Ketamin telah terbukti dapat dipakai pada berbagai kasus gawat
darurat dan dianjurkan untuk pasien dengan sepsis atau pasien
dengan sakit parah, hal ini karena efek stimulasi ketamin terhadap
kardiovaskuler. Ketamin akan meningkatkan cardiac output dan
systemic vascular resistance lewat stimulasi pada system saraf
simpatis akibat pelapasan dari katekolamin. Penggunaan ketamin
dalam anesthesia sangat bervariasi. Ketamin dapat diunakan untuk
premedikasi, sedasi, induksi dan rumatan anestesi umum. Selain itu
penderita dengan resiko tinggi gangguan respirasi dan hemodinamik
merupakan indikasi penggunaan ketamin. Hal ini oleh karena beberapa
sifat ketamin seperti indeks terapeutik yang tinggi, mempertahankan
fungsi kardiovaskuler, kecukupan ventilasi spontan dan tetap utuhnya
reflek-reflek laryngeal dan faringeal.
Mekanisme kerja
Ketamin adalah suatu obat penghilang sakit kuat pada
konsentrasi plasma subanestetik, dan efek anestetik dan analgesia
mungkin diperantarai oleh mekanisme yang berbeda. Yang secara
rinci, analgesia mungkin dalam kaitan dengan suatu interaksi antara
ketamin dan opioid reseptor di dalam sistem saraf pusat. Ketamin dan
campuran seperti phencyclidin telah memperlihatkan blok
nonkompetitif eksitansi neural induksi dengan asam amin N-methyl-D-
aspartate (NMDA). Ketamin dapat menyebabkan peningkatan tekanan
darah sistolik dan diastolik yang ringan. Efek terhadap kardiovaskuler
adalah peningkatan tekanan darah arteri paru dan sistemik, laju
jantung dan kebutuhan oksigen jantung. Ketamin dapat pula
meningkatkan isi semenit jantung pada menit ke 5 – 15 sejak induksi.
Cardiac index (CI) akan meningkat dari 3,1 liter/menit/m2 menjadi
3,5liter/menit/m2. Ketamin tidak menyebabkan pengeluaran histamin.
Ketamin dilaporkan berinteraksi dengan mu (μ), delta (δ) dan kappa
(κ) reseptor dari opioid. Interaksi dengan opioid reseptor ini pada
berbagai studi NH – O menduga bahwa ketamin sebagai antagonis
pada μ reseptor dan agonis pada kreseptor. N-methyl-D-aspartate
adalah suatu asam amino yang bekerja sebagai reseptor dan
merupakan subgrup dari opioid reseptor. Ketamin bekerja sebagai
suatu antagonist reseptor untuk memblok spinal nociceptive refleks6.

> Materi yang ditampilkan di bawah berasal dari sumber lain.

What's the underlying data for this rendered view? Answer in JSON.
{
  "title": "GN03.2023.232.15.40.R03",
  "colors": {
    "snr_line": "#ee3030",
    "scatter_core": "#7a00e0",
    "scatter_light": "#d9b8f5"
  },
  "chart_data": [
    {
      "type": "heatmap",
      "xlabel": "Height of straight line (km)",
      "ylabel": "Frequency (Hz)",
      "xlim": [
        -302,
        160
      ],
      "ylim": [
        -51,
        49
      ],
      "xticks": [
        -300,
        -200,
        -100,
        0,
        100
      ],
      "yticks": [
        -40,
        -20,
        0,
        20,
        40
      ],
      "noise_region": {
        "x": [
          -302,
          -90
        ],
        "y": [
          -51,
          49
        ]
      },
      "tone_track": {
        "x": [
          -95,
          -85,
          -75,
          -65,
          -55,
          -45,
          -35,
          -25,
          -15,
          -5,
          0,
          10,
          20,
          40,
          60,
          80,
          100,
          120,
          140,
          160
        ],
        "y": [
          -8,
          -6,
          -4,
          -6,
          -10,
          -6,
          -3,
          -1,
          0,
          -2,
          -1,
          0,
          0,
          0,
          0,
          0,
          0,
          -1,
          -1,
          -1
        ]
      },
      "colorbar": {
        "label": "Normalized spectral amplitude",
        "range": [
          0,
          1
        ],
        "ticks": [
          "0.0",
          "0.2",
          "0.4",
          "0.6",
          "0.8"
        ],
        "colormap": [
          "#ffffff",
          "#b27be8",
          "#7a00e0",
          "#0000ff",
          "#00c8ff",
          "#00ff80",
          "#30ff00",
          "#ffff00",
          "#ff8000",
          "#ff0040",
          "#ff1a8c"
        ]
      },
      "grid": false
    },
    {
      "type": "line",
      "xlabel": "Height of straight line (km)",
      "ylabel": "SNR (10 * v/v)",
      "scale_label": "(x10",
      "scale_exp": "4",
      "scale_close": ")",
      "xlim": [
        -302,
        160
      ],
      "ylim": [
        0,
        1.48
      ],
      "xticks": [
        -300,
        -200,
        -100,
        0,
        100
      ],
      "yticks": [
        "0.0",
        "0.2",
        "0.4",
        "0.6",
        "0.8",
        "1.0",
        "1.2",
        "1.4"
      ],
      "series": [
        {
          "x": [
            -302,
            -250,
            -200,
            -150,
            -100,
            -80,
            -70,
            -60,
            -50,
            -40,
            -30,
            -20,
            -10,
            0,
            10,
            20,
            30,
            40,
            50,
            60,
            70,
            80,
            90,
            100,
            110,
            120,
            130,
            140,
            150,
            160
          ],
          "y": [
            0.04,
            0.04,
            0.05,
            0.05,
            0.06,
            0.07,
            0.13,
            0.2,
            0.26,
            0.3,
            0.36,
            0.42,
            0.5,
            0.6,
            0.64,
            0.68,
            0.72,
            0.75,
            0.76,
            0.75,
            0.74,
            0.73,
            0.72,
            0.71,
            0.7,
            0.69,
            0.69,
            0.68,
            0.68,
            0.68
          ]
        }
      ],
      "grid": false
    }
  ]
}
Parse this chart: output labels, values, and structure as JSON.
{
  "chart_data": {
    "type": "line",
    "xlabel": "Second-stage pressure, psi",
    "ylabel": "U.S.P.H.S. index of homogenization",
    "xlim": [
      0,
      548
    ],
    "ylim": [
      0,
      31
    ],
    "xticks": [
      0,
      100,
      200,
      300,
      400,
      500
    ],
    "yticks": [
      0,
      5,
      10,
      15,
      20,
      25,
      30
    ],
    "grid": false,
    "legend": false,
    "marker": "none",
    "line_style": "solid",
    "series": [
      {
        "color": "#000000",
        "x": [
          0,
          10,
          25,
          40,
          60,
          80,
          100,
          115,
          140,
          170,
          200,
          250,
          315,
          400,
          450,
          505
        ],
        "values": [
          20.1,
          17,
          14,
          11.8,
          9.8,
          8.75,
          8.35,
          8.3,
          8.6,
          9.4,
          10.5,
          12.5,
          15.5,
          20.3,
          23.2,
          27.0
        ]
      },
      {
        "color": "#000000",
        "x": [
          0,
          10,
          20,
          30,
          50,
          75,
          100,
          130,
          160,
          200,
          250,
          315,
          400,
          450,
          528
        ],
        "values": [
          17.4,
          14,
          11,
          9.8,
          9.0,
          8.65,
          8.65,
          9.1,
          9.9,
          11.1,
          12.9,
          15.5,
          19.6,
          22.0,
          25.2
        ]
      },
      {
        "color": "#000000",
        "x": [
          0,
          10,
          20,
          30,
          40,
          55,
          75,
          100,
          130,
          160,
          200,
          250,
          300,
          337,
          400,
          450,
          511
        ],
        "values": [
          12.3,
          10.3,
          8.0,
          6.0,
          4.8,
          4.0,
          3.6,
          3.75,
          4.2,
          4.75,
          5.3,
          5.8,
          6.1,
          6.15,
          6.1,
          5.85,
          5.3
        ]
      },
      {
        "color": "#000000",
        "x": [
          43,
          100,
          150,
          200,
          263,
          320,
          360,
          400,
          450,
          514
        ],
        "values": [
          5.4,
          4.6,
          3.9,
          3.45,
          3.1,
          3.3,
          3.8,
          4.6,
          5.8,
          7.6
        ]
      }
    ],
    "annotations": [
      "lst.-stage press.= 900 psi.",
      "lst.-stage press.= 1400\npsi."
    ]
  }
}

Toleransi silang antara ketamin dan opioids suatu reseptor umum
untuk induksi analgesia ketamin. Suatu opioid reseptor teori akan lebih
lanjut didukung oleh pembalikan efek ketamin dengan naloxone.
Sampai saat ini, pembahasan efek naloxone atau respon ketamin
belum selesai. Dalam klinik dilaporkan ketamin tidak hanya digunakan
dalam general anestesi tetapi juga regional anestesi. Neuronal system
mungkin melibatkan kerja antinosiseptif dari ketamin, blokade
norepinefrin dan serotonin reseptor merupakan kerja ketamin sebagai
analgesia. Dari berbagai data menduga bahwa aksi antinosiseptif dari
ketamin mungkin menghambat jalur monoaminergik pain. Ketamin
juga saling berhubungan dengan reseptor kolinergik muskarinik dalam
sistem saraf pusat, yang berpusat pada kerja agen antikolinesterase
seperti physostigmine mungkin menjelaskan anestesi dari ketamin.
Farmakokinetik
Farmakokinetik ketamin menyerupai tiopental dalam onset yang
cepat, durasi yang singkat, dan daya larut tinggi dalam
lemak .Ketamin mempunyai suatu pKa 7,5 pada pH fisiologis.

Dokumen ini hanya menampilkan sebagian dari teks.